Am 6. Oktober 2002 wurde Escrivá heilig gesprochen. Eugenia war mit ihrem Vater extra nach Rom gereist. Schließlich setzte die katholische Kirche mit dieser Entscheidung ein Zeichen. Das Werk, so die Botschaft, ist gottgewollt und von der Kirche anerkannt. 300 000 Menschen hatten sich zur Messe auf dem Petersplatz versammelt. ,,Das Leben von Escrivá ist ein Vorbild'', sagte Papst Johannes Paul II. mit zittriger Stimme. Es war einer seiner letzten Auftritte. Man kann ihn im Internet anschauen. Heidi stand ebenfalls am Petersdom, ziemlich weit hinten, und blickte auf das Bild des Gründers. Es war der Tag, an dem sie endlich aufgehört hatte zu zweifeln. Sie wusste, dass sie das Werk verlassen wollte. Sie hatte die Messe zur Heiligsprechung genossen und sich gleichzeitig gefragt, was ihr Opus Dei für ihren Glauben noch geben konnte. Die Antwort war: nichts. ,,Wofür brauche ich ein Werk, bei dem ein Gründer im Mittelpunkt steht, wenn ich eigentlich Gott lieben möchte?''

Der Gründerkult um Escrivá hatte sie seit ihrem Eintritt gestört. Bei fast jeder Mahlzeit sprachen die Mitglieder nur von ihm. Die Filme seiner Messen hatte sie so oft in den Zentren gesehen, dass sie sie auswendig kannte. ,,Es hätte mich nicht gewundert, wenn irgendwann auch ein Bild vom Gründer im Kühlschrank gehangen hätte.''

Zwei Wochen nach der Heiligsprechung Escrivás packte sie in München ihre Sachen. Sie hatte Rat gesucht bei einem katholischen Priester, keinem vom Werk. ,,Würdest Du ein Leben im Opus Dei deiner Tochter empfehlen, wenn du eine hättest?'', hatte er sie gefragt. Ihre Antwort lautete: Nein. ,,Glücklich wird man doch nur, wenn man sein Leben in der Welt meistert und nicht abgeschottet von allem.''

Der Kult um den Gründer

Anschließend nahm sie ein Darlehen auf, um sich die Kaution für eine Wohnung leisten zu können, und die Möbel. Sie war Anfang 30, hatte nichts angespart, weil alles dem Werk gehörte. Ihr Besitz passte in zwei Koffer. Einer mehr, als Escrivá einem Numerarier empfiehlt. Zwar wohnte sie jetzt nicht mehr in einer weißen Villa mit Garten, sondern in einer Zwei-Zimmer-Wohnung in einer Neubausiedlung im Münchner Norden. Aber das kümmerte sie nicht.

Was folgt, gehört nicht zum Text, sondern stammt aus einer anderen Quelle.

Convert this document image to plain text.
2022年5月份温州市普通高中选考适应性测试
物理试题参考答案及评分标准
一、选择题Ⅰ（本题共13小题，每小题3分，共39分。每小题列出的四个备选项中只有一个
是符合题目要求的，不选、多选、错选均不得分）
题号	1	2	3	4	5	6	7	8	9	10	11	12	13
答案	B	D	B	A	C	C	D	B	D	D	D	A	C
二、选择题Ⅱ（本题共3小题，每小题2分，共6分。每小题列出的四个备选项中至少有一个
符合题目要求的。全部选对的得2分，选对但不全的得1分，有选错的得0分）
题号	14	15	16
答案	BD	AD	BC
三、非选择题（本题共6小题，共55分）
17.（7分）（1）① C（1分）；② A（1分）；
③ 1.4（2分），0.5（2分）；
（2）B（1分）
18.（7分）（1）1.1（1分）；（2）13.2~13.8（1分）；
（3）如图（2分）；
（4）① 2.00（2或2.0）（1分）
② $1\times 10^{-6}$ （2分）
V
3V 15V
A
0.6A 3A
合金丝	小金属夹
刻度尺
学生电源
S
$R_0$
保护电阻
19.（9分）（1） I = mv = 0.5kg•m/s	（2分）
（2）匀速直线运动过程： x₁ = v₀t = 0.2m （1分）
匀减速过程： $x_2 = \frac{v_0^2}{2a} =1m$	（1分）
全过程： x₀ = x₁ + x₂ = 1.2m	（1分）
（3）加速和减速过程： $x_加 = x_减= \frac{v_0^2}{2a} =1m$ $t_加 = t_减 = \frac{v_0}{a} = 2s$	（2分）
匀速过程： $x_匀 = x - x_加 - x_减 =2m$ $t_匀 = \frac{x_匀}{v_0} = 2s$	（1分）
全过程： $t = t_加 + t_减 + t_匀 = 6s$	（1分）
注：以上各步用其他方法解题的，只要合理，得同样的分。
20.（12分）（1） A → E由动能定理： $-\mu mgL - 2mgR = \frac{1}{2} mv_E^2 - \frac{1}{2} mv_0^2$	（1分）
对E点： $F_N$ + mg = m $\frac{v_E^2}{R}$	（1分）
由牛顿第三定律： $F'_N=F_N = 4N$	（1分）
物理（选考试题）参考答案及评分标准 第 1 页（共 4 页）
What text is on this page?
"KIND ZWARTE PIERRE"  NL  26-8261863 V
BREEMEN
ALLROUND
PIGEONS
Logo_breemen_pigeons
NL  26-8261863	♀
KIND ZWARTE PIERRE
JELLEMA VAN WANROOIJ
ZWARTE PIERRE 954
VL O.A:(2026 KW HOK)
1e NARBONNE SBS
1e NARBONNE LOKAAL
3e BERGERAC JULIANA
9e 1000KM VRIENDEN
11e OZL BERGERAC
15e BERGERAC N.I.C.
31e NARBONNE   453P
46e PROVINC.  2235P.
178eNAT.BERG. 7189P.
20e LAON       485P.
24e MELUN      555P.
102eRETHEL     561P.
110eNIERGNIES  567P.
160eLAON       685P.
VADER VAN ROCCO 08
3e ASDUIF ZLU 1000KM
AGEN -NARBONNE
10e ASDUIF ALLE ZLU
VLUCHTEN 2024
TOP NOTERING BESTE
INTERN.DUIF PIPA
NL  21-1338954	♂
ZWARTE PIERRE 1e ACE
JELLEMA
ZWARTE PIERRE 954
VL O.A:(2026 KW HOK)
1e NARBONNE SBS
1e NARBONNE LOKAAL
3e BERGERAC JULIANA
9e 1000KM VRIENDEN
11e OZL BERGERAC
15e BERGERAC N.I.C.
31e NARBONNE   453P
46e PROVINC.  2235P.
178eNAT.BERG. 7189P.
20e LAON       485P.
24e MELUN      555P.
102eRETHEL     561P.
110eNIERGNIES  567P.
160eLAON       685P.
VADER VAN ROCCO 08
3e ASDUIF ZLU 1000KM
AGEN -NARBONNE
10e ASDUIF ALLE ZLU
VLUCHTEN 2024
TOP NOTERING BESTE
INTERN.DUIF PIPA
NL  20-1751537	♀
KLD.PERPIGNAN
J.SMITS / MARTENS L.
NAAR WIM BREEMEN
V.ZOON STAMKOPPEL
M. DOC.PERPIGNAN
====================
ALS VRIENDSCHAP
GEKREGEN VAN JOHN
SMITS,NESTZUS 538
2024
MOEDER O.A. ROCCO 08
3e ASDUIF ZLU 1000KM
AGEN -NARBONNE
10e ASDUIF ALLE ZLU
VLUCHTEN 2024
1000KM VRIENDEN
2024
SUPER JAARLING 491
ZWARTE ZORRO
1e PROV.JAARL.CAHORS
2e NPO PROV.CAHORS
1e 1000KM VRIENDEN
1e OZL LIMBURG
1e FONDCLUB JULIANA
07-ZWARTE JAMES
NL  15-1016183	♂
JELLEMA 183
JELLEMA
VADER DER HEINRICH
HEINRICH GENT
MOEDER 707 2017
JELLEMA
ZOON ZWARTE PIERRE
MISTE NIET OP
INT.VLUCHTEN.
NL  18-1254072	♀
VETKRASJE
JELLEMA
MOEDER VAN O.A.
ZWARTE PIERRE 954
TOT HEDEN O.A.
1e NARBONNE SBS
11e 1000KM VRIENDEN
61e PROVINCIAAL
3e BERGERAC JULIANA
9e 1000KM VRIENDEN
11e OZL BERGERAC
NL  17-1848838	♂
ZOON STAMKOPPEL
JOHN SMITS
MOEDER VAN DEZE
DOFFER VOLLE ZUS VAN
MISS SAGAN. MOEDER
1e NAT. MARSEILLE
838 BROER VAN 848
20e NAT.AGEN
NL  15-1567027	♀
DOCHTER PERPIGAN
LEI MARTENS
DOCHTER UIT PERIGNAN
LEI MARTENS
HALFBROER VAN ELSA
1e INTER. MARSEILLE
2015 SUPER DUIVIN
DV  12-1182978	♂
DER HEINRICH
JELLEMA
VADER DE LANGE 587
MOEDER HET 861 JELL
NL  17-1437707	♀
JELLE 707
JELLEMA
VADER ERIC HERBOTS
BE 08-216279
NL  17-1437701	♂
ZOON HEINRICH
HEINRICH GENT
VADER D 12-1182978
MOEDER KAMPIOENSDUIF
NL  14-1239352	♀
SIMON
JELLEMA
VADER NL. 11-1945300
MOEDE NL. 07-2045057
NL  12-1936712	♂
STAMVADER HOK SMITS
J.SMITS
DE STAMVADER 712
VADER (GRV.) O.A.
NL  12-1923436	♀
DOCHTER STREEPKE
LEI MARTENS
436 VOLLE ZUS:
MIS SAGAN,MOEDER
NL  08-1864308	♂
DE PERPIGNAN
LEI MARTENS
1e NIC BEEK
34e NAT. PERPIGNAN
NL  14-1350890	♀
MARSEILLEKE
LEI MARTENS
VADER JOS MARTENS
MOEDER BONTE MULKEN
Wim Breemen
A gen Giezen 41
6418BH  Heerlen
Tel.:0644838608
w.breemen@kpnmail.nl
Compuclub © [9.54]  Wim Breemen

Viel wichtiger war, dass es niemanden mehr gab, der bestimmte, was sie isst, wie ihr Zimmer eingerichtet sein muss und welche Musik sie hören darf. Sie hängte Fotos von ihrer Familie auf, kaufte Möbel aus hellem Holz und sammelte etwa 100 Filme auf DVD und mindestens ebenso viele CDs, die jetzt in ihrem Wohnzimmerschrank stehen. Sie liebt die Musik von Shakira, trifft sich mit ihren Freundinnen zum Pizzaessen. Vor etwa einem Jahr hat sie geheiratet.

Auch Eugenia packt bald die Koffer. Sie reist nach Den Haag für ein Forschungsprojekt am Internationalen Gerichtshof. Sie wird dort ebenfalls in einer eigenen Wohnung wohnen, weil es in Den Haag kein Zentrum des Opus Dei gibt. Aber braucht man sie im Werk, wäre sie bereit, sich sofort von allem, was sie sich beruflich erarbeitet hat, zu lösen. ,,Es lohnt sich, sich für andere zu geben'', sagt sie. Das bedeutet für sie Liebe, für Heidi völlige Unterwerfung.